Первая битва Цимисхия и Святослава под Дористолом была весьма упорна. Русы, сомкнув свои щиты и копья, стояли стеной перед городом, когда Иоанн повел на них свои стройные легионы. Греков одушевляли недавние успехи и присутствие их искусного мужественного вождя; а русы, гордые своими завоеваниями и победами над соседними народами, считали поражение для себя невыносимым бедствием; они дрались с неукротимою яростию и с дикими криками поражали неприятелей. День уже склонялся к вечеру, а победа все еще колебалась. Наконец Иоанн выдвинул всю свою конницу и велел ей стремительно ударить на варваров. Последние не выдержали этого натиска, отступили и заключились в городе. Император немедленно устроил укрепленный лагерь на возвышении, в некотором расстоянии от города; греки окопались и поставили свои шатры. В то же время греческий флот вошел в Дунай и отрезал русам отступление в отечество. Флот этот был страшен для них своими огнеметательными снарядами. Они еще живо помнили рассказы отцов о том, как этот огонь истребил суда Игоря. Русь собрала свои ладьи и держала их под самыми стенами Дористола, не смея приблизиться к греческим судам. Итак, с прибытием греческого флота она была окружена неприятелем. Началась знаменитая осада, которая по своему упорству и подвигам, совершенным с обеих сторон, напоминает несколько баснословную осаду Трои, прославленную древними поэтами.

Геройская борьба Святослава с Цимисхием описана довольно подробно в произведениях некоторых византийских историков. Не все они согласуются между собою в изложении ее подробностей; но нисколько не разногласят относительно ее характера и главных событий.

Отрезанные от родины, не получая ниоткуда помощи ни людьми, ни припасами, русы защищались с удивительным мужеством и терпением. Они не прятались за городскими стенами и редкий день не выходили на битву с неприятелем. Русь, приплывшая на судах, составляла собственно пешую рать, за исключением предводителей и знатных людей.
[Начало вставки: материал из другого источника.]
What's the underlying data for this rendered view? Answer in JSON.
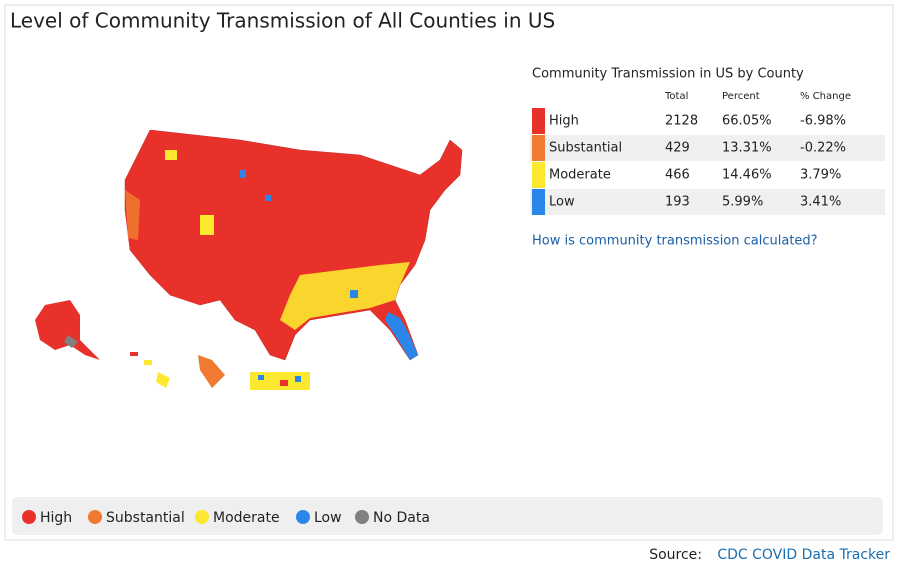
{
  "title": "Level of Community Transmission of All Counties in US",
  "table": {
    "title": "Community Transmission in US by County",
    "columns": [
      "Total",
      "Percent",
      "% Change"
    ],
    "rows": [
      [
        "High",
        "2128",
        "66.05%",
        "-6.98%"
      ],
      [
        "Substantial",
        "429",
        "13.31%",
        "-0.22%"
      ],
      [
        "Moderate",
        "466",
        "14.46%",
        "3.79%"
      ],
      [
        "Low",
        "193",
        "5.99%",
        "3.41%"
      ]
    ],
    "colors": [
      "#e8312a",
      "#f07a30",
      "#fce82e",
      "#2a86e8"
    ]
  },
  "link": "How is community transmission calculated?",
  "legend": [
    {
      "label": "High",
      "color": "#e8312a"
    },
    {
      "label": "Substantial",
      "color": "#f07a30"
    },
    {
      "label": "Moderate",
      "color": "#fce82e"
    },
    {
      "label": "Low",
      "color": "#2a86e8"
    },
    {
      "label": "No Data",
      "color": "#808080"
    }
  ],
  "source": {
    "label": "Source:",
    "link": "CDC COVID Data Tracker"
  }
}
Видя, какое превосходство дает грекам их броненосная конница, русы в начале осады попытались и с своей стороны выставить конное войско; но ни лошади, набранные у туземцев, не годились к бою, ни сами всадники, не привыкшие к конному строю, не могли соперничать с хорошо обученной конницей Цимисхия. Да и лошади, конечно, мало-помалу были съедены, когда наступило истощение запасов. Обыкновенно русская кольчужная рать, выступив из города и закрывшись своими длинными, до самых ног, щитами, стеною шла на неприятеля и сокрушала все перед собою до тех пор, пока Цимисхий и его полководцы клинообразным построением своей пехоты, неожиданными нападениями с боков, с тыла или стремительными ударами конницы успевали расстроить сомкнутую русскую фалангу и принудить ее к отступлению, но не к бегству; ибо русы шли назад медленно, закинув за спину свои огромные щиты. По ночам они выходили иногда в поле, собирали тела павших товарищей и сжигали их на разложенных кострах; причем заклали своим богам многих пленных, а также по известному славянскому обычаю убивали и женщин (вероятно, принадлежавших более знатным покойникам); кроме того, приносили в жертву младенцев и петухов, которых опускали в Дунай. Эти погребальные обряды они сопровождали диким воем и плачем в честь покойников. Нередко греки, снимая доспехи с убитых неприятелей, открывали между ними трупы женщин, которые в мужской одежде следовали за своими господами и на поле сражения.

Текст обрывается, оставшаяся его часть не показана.